In the May 2006 issue of Ministry Magazine, Daniel Block of Wheaton College talks about why we should continue to preach Old Testament law to New Testament Christians. He begins by talking about why such preaching is increasingly rare, citing five myths about OT law:

“First, the ritualistic myth that OT law is preoccupied with boring ritualistic trivia declared to be obsolete with Christ’s final sacrifice on the cross. Second, the historical myth that OT law concerns the times and cultural context of nations so far removed from our own that…what it has to say about the human condition is hopelessly out of date. Third, the ethical myth that the OT Law reflects a standard of ethics that is rejected as grossly inferior to the law of love announced by Jesus and the high stock placed on tolerance in our enlightened age.

“Fourth, the literary myth that the OT laws are written in literary forms that are so different from modern literature that we cannot understand them. Fifth, the theological myth that OT law presents a view of God that is utterly objectionable to modern sensitivities. So long as these myth conceptions determine the disposition of preachers and pastors toward OT law, there is little hope they will pay much attention to those parts of the OT that we refer to as Israel’s constitutional literature…

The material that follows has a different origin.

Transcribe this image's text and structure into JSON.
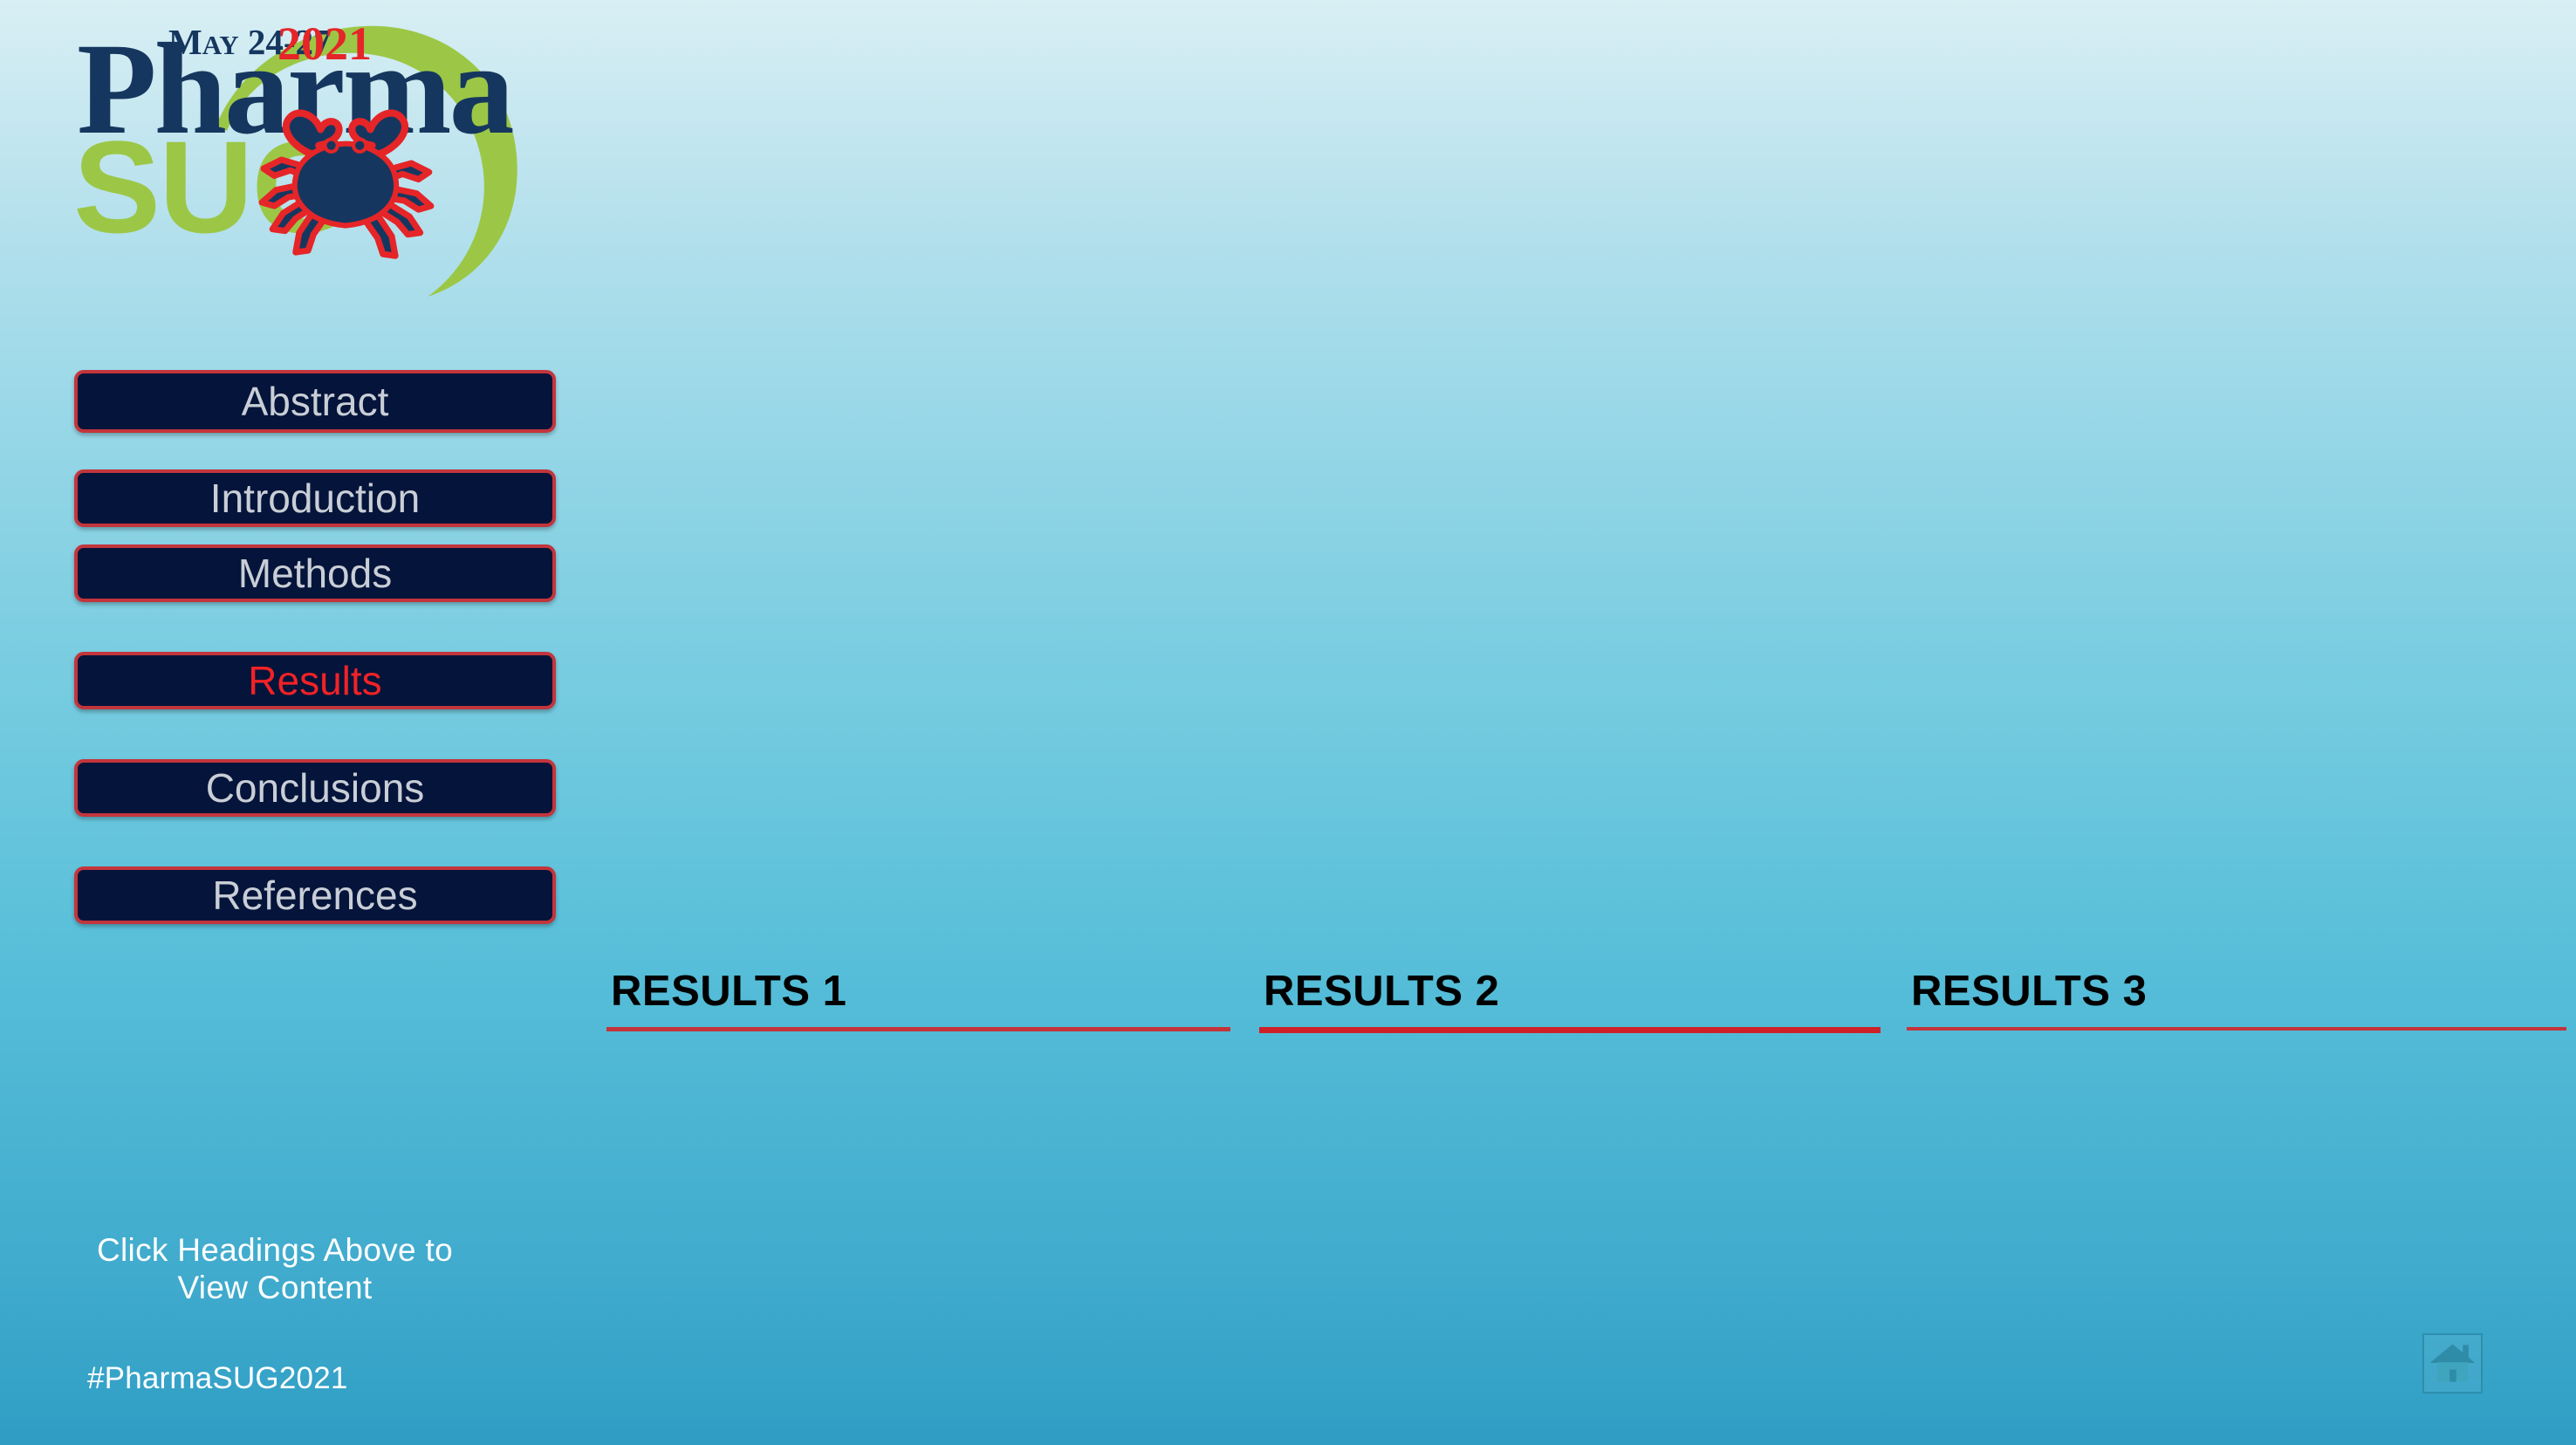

“But how Christians can tolerate this anti-law stance remains a mystery to me, especially in the light of Jesus’ own statements that He came not to abolish the law but to fulfill it, and His own declarations of its permanent validity (Matthew 5:17-20); in the light of His declaration that love for Him is demonstrated first and foremost by keeping His commandments (John 14:15; John 15:10); and Paul’s assertion that ‘it is not the hearers of the law who are righteous before God, but the doers of the law who will be justified’ (Romans 1:13).”